20 с лишним лет назад и у нас было свое, с нашей стороны, понимание конца истории как всеобщего братства в отсутствии идеологических противоречий. «Сейчас, – думали мы, – братья меч нам отдадут, и мы этим мечом прорубим окно, чтобы дивиться заозерному благолепию и вкушать его в самом что ни на есть буквальном смысле».

И на той стороне царила эйфория, поверьте, поскольку там были уверены, что заблудшие русские, наконец, станут третьестепенной ветвью единственно возможной проекции бытия, которую именно они (та сторона) соорудили на обломках Римской империи. Они очень тогда любили русских как доказательство того, что их выбор цивилизационной модели был безошибочным, поскольку пала единственная цитадель иноположного. Фукуяма как раз это и объяснял.
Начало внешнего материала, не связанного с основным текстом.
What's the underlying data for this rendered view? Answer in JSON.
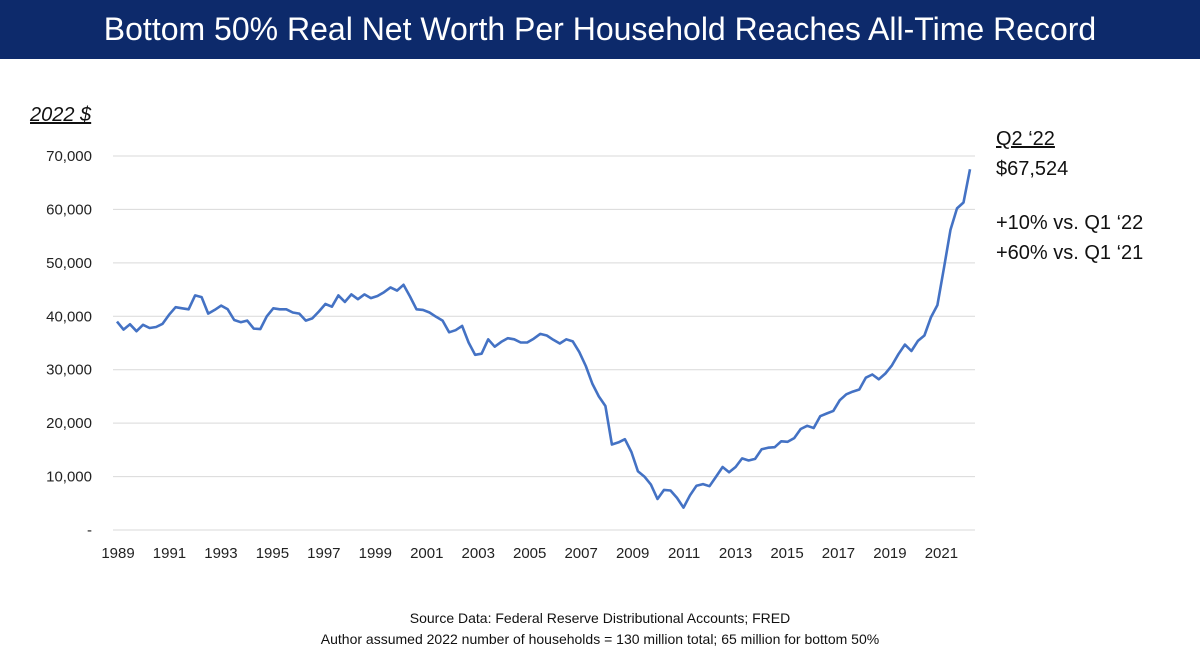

Прошло четверть века и вернулись к вековой вражде уже без всяких коммунистов и вопросов, которые, казалось, разделяли нас в 20 веке. Все эти маркеры – демократия, рынок – как выяснилось, мало что значат, поскольку в некоторыом смысле свободы у нас уже сейчас гораздо больше, рынка, увы, тоже.

При том взрывном распространении террора, который имеет у них место быть, и параллельно средств контроля, слежения и профилактики, они теряют свои гражданские свободы с примерно той же скоростью, с которой мы их обретаем и кое-как ставим на ноги. Скоро мы поменяемся местами и паттерн «свободное общество» будет через тире послушно и бесспорно крепиться к слову «Россия». Вот это и будет конец истории.